Spironolactone and Your Kidneys: Renal Protection or Renal Risk?
At a glance
- Drug class / Mechanism / Aldosterone antagonist; blocks mineralocorticoid and androgen receptors
- Typical doses for women / 25-200 mg daily depending on indication
- Renal protection evidence / Reduces proteinuria by 30-40% in diabetic nephropathy trials
- Key renal risk / Hyperkalemia risk rises sharply when eGFR <45 mL/min/1.73 m²
- PCOS relevance / First-line anti-androgen for hirsutism and hormonal acne; indirect renal benefit via metabolic improvement
- Pregnancy status / CONTRAINDICATED in pregnancy; reliable contraception required
- Lactation / Small transfer into breast milk; generally avoided while breastfeeding
- Perimenopause note / Aldosterone activity shifts with estrogen loss; renal hemodynamics change after menopause
What Spironolactone Actually Does to Your Kidneys
Spironolactone blocks the mineralocorticoid receptor in the collecting duct of the kidney, which directly reduces sodium reabsorption and potassium excretion.
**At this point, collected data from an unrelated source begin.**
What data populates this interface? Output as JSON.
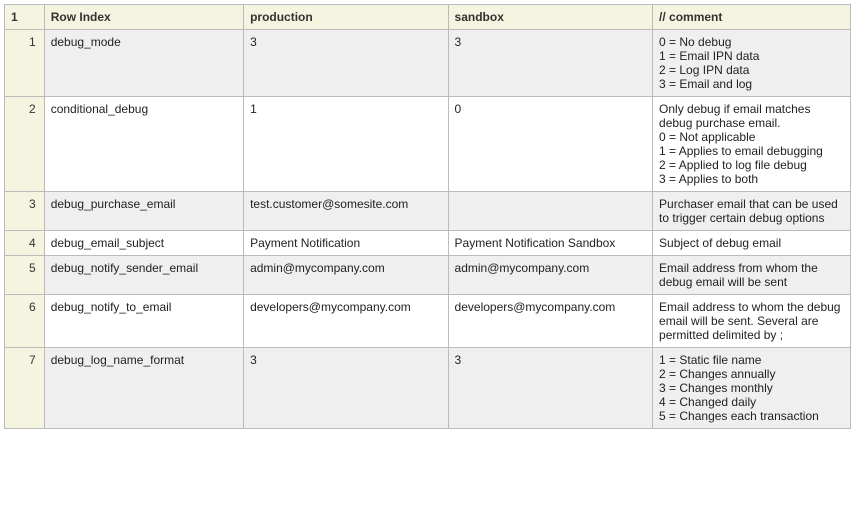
{
  "headers": {
    "corner": "1",
    "rowIndex": "Row Index",
    "production": "production",
    "sandbox": "sandbox",
    "comment": "// comment"
  },
  "rows": [
    {
      "num": "1",
      "rowIndex": "debug_mode",
      "production": "3",
      "sandbox": "3",
      "comment": "0 = No debug\n1 = Email IPN data\n2 = Log IPN data\n3 = Email and log"
    },
    {
      "num": "2",
      "rowIndex": "conditional_debug",
      "production": "1",
      "sandbox": "0",
      "comment": "Only debug if email matches debug purchase email.\n0 = Not applicable\n1 = Applies to email debugging\n2 = Applied to log file debug\n3 = Applies to both"
    },
    {
      "num": "3",
      "rowIndex": "debug_purchase_email",
      "production": "test.customer@somesite.com",
      "sandbox": "",
      "comment": "Purchaser email that can be used to trigger certain debug options"
    },
    {
      "num": "4",
      "rowIndex": "debug_email_subject",
      "production": "Payment Notification",
      "sandbox": "Payment Notification Sandbox",
      "comment": "Subject of debug email"
    },
    {
      "num": "5",
      "rowIndex": "debug_notify_sender_email",
      "production": "admin@mycompany.com",
      "sandbox": "admin@mycompany.com",
      "comment": "Email address from whom the debug email will be sent"
    },
    {
      "num": "6",
      "rowIndex": "debug_notify_to_email",
      "production": "developers@mycompany.com",
      "sandbox": "developers@mycompany.com",
      "comment": "Email address to whom the debug email will be sent. Several are permitted delimited by ;"
    },
    {
      "num": "7",
      "rowIndex": "debug_log_name_format",
      "production": "3",
      "sandbox": "3",
      "comment": "1 = Static file name\n2 = Changes annually\n3 = Changes monthly\n4 = Changed daily\n5 = Changes each transaction"
    }
  ]
}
This is not a minor side effect. It is the drug's primary mechanism, and whether that mechanism helps or harms your kidneys depends on the clinical context you are in.
When aldosterone is chronically elevated, as it is in heart failure, primary hyperaldosteronism, and many cases of PCOS-associated metabolic syndrome, the mineralocorticoid receptor drives fibrosis, inflammation, and proteinuria. Blocking it interrupts that cascade. When aldosterone is normal and kidney function is already reduced, blocking it can tip potassium into dangerous territory and blunt the compensatory mechanisms your kidneys rely on.
Understanding which situation applies to you requires knowing your estimated glomerular filtration rate (eGFR), your serum potassium, and your hormonal context. Those three numbers frame almost every conversation about spironolactone and kidney safety.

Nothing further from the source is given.